85 millions d'euros ont été versés pour les victimes des attentats au Bataclan, sur les terrasses des cafés et au stade de France. © Radio France / Olivier Bénis

Ces 2 625 victimes sont bien entendu les personnes blessées, les familles des personnes décédées, et tous ceux qui ont subi un traumatisme ou un préjudice. Le fonds de garantie répare, autant que faire se peut. En versant de l'argent pour ceux qui ont subi des soins lourds ou ceux qui ont perdu leur emploi. Mais il y a d'autres préjudices qui donnent lieu à indemnisation comme le préjudice de mort imminente pour les spectateurs du Bataclan qui ont subi cet assaut pendant plusieurs heures en étant persuadés qu'ils allaient mourir, ou encore le préjudice d'attente et d'inquiétude pour les familles qui ont attendu des heures, et parfois des jours, avant d'avoir des nouvelles de leur proche dont ils savaient qu'il était sur un des lieux des attentats. Et ce nombre de 2 625 victimes du 13 novembre n'est même pas définitif puisque cette année encore, le fonds de garantie a reçu 70 nouvelles demandes. Il s'agit notamment de "certains blessés psychiques qui pensaient après les attentats pouvoir faire face seuls" explique le directeur général du Fonds de Garantie Julien Rencki,  "ils se rendent compte plusieurs mois ou plusieurs années après que ce n'est pas le cas". Les victimes ont un délai de 10 ans après les faits pour saisir le Fond de Garantie.

Les indemnisations perçues permettent de couvrir les frais engendrés comme par exemple, pour des victimes qui ont subi des blessures physiques.
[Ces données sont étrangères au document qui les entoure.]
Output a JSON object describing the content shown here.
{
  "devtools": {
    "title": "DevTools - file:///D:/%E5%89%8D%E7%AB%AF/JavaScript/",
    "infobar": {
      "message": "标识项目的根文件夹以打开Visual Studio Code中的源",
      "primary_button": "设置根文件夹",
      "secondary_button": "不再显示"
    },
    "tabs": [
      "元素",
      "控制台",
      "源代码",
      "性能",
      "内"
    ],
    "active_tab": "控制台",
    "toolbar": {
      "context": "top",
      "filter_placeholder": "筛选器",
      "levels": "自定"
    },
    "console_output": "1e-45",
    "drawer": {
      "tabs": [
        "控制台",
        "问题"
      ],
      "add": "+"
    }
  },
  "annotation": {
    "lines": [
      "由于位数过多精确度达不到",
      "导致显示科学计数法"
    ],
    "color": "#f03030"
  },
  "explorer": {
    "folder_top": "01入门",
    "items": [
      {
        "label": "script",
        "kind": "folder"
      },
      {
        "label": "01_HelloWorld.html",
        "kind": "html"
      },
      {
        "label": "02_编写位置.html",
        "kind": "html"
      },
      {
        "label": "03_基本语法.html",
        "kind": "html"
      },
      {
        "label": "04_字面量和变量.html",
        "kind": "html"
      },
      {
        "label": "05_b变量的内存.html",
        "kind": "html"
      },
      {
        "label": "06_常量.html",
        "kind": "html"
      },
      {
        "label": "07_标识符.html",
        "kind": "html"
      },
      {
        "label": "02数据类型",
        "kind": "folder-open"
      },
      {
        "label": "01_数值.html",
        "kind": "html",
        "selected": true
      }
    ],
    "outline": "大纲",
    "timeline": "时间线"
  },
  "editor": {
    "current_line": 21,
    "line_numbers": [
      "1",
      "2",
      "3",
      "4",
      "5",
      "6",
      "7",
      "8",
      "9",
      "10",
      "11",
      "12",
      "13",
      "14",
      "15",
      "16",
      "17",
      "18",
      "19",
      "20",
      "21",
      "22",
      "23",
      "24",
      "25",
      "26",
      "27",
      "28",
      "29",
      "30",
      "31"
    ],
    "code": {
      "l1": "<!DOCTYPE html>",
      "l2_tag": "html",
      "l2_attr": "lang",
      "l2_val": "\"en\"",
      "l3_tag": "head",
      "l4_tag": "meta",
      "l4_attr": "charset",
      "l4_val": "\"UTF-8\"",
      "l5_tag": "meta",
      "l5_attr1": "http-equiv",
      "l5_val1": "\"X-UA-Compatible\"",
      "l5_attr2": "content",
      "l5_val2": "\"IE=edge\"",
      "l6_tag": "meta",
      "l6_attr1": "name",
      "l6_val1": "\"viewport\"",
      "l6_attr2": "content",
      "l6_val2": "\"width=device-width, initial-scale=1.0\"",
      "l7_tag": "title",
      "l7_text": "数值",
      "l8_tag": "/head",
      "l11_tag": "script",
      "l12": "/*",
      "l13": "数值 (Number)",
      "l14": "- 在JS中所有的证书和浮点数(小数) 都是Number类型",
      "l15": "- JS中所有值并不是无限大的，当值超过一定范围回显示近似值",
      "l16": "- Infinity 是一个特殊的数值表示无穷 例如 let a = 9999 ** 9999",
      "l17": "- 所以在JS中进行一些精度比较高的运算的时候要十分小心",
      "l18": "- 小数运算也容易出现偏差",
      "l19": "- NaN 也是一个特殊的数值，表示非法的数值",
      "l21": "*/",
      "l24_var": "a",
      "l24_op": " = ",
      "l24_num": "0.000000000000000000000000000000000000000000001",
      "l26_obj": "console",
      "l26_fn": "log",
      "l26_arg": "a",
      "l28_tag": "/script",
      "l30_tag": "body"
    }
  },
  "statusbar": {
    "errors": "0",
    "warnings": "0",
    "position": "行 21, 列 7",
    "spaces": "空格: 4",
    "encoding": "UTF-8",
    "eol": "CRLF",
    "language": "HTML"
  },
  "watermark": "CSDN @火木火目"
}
Mais il y a également une grille d'évaluation pour les préjudices immatériels, les préjudices psychologiques. Et, c'est une première, le Fonds de Garantie publie cette grille pour la première fois depuis sa création il y a 32 ans. Ainsi, un intermittent du spectacle qui a fait état de blessures psychiques, a à ce jour perçu 35 000 euros. Autre exemple, ce père de famille qui a perdu son épouse dans les attentats : perte de revenus, préjudice d'affection, préjudice d'attente et d'inquiétude, préjudice exceptionnel des victimes du terrorisme, indemnisations pour les deux enfants de 10 et 15 ans : il a reçu à ce jour 1 million 50 000 euros. 

Le dédommagement ne se réduit pas au versement d'argent, "quand une victime handicapée constate que son domicile n'est plus adapté, nous pouvons l'aider à repenser l'aménagement. Nous lançons également une expérimentation pour accompagner les victimes sur le chemin du retour à l'emploi" complète Julien Rencki. En marge de cette mécanique de l’indemnisation développée par le Fonds de Garantie, il y a la problématique des "fausses victimes" des attentats du 13 novembre. A ce jour, 12 personnes ont été condamnées pour avoir inventé leur présence sur les lieux des attentats.